Our silver medal went to Darren Maclean of Downtown Food. His dish was extraordinarily imaginative and technically perfect, a double act involving local rabbit in a dim sum idiom. A bowl held a treasure trove of ingredients centred upon a tender wonton stuffed with moist minced rabbit meat, topped with red tobiko roe. Around it were fragments of “char siu” pressed smoked bacon, heirloom carrot chips, cauliflower and locally foraged orange fungus. Chef completed the dish at the table by pouring on a rich rabbit consommé redolent of authentic Asian flavours and offering serious umame. The second component was a dainty roll of roasted rabbit saddle stuffed with confit of rabbit leg and a core of soft scallions. This was chef’s take on Peking duck, but using rabbit and with cute little chive blinis instead of the traditional pancakes. A sweet-spicy hoisin-like sauce moistened the roll which was topped with shards of super-crispy chicken skin. Tissue-thin rounds of cucumber and a nest of green onion “hair” added refreshment while occasional dots of sriracha added suprising moments of chili heat from time to time. Flecks of pistachio butter pickled chili added delightful textural variety. Chef paired his creation with the bright, citrussy Riesling from Tantalus in the Okanagan.

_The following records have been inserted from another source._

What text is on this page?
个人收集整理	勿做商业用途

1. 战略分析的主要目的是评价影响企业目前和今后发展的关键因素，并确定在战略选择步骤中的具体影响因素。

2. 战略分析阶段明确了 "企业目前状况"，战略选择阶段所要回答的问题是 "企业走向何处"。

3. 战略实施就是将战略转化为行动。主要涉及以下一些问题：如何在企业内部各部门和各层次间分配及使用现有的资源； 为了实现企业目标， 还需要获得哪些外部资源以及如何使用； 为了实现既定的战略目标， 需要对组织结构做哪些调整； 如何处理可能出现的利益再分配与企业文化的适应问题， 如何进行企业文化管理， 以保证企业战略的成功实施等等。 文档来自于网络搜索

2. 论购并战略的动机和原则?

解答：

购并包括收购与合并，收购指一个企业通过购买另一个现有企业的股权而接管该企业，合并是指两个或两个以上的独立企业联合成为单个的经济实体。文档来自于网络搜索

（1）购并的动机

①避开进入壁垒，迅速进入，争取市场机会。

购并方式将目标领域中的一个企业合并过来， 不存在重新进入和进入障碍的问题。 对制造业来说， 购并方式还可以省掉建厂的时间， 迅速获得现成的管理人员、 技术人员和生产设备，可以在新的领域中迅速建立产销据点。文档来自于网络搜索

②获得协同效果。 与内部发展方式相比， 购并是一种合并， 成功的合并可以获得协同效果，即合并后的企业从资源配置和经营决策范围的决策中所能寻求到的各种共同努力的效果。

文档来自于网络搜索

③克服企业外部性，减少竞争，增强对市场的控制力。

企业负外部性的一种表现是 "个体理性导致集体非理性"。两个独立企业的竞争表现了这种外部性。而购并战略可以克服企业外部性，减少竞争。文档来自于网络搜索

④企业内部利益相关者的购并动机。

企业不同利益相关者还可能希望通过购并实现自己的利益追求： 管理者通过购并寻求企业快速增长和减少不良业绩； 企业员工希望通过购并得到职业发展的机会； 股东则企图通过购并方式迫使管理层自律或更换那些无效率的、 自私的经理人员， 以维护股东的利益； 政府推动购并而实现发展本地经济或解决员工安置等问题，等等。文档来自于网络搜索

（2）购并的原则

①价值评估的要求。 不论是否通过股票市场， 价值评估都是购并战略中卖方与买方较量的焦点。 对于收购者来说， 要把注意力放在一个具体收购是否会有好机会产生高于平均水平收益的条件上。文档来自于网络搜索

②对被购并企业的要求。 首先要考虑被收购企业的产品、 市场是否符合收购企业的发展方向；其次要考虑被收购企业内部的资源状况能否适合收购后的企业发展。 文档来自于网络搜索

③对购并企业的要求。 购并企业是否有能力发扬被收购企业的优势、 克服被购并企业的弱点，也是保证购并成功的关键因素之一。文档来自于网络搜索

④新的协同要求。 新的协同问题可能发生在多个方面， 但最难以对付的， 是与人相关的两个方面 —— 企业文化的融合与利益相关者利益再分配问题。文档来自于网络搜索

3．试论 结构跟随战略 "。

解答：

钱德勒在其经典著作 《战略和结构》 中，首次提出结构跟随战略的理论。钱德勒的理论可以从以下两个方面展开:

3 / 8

Dave Bohati's tuna and foie gras dish won gold
Dave Bohati’s tuna and foie gras dish won gold

Taking gold by a small but signficant margin was Dave Bohati of Market Restaurant, a frequent competitor at Gold Medal Plates. His dish was far more abstract in its presentation, with many components giving an endless series of different textural and flavour effects. The principal protein was yellowfin tuna carpaccio, two pink, thinly sliced slabs of the sweet fish. Draped over one was a petal of foie gras torchon cured with Remy Martin and orange peel. Perched on the other was a deliciously crusty piece of cherrywood-smoked, pan-seared foie gras. Then the fun began. Precisely placed to give an illusion of randomness, all sorts of little treats played their roles. Dots of a golden beet and preserved lemon purée. Dots of a green pistachio dashi purée. Dots of a third purée, this one purple and made from purple beets and pickled plum. There were shallow pools of a vinaigrette made with purple cabbage concentrate and scented with the merest hint of truffle oil. There were crumbled fragments of a sweet pistachio sponge toffee. And for colour and herbal flavours, Chef scattered tiny buds of blue oyster flowers, baby nasturtium leaves, purple shiso and sorrel, their subtle, vegetal acidity the last piece of the puzzle. Chef’s chosen wine was a fine match – an off-dry 2013 Riesling from Wild Goose Vineyards.

It was a splendid day and all five chefs deserved our full congratulations. So we have our Calgary champion and will see him again in Kelowna in February. Tomorrow, Saskatoon!